Corporate America considers risk management vitally important and considers derivative financial products an indispensable tool for managing many types of financial risk regularly faced by today's corporations. Not content with criticizing derivatives speculation as undesirable, however, some academics have begun to question the seemingly more benign use of derivatives as hedging devices, arguing that, under the irrelevance theorem developed by Franco Modigliani and Merton Miller, such hedging by corporations harms diversified shareholders. This has led some legal commentators to conclude that current corporate law norms fail to provide adequate guidance to management in a world characterized by derivatives and other new financial innovations. In this article, I demonstrate that a broad rethinking of the basic principles of corporate law as applied to corporate derivatives hedging is neither necessary nor warranted. In fact, such arguments raise a severe danger, if adopted by future courts judging management decisions regarding corporate hedging, of undermining the business judgement rule as applied to management hedging decisions.

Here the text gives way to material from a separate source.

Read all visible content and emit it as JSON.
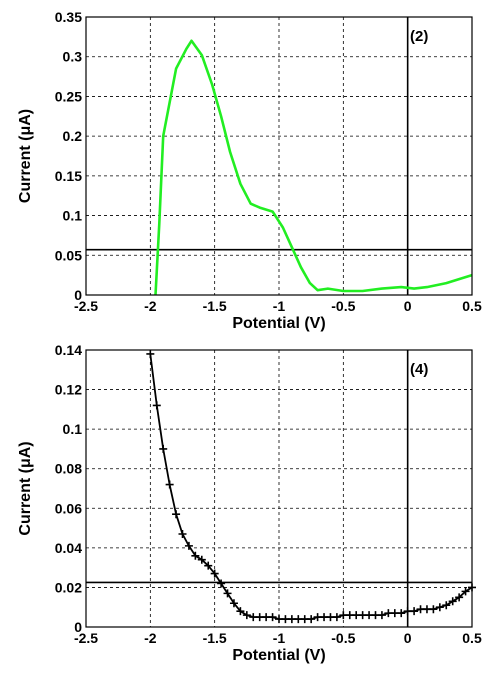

I demonstrate, through both a theoretical and empirical analysis, that because many potential benefits may flow to corporate shareholders due to firm-level hedging, the corporate hedging decision is a business decision just like many other decisions impacting shareholder welfare that are commonly made by corporate management. Accordingly, the decision of whether and how much to hedge should be protected by the business judgement rule, so long as that decision is made in good faith by fully informed and disinterested corporate managers.

 

 

 

Citation
Kimberly D. Krawiec, Derivatives, Corporate Hedging and Shareholder Wealth: Modigliani-Miller Forty Years Later, 1998 University of Illinois Law Review, 1039–1104 (1998).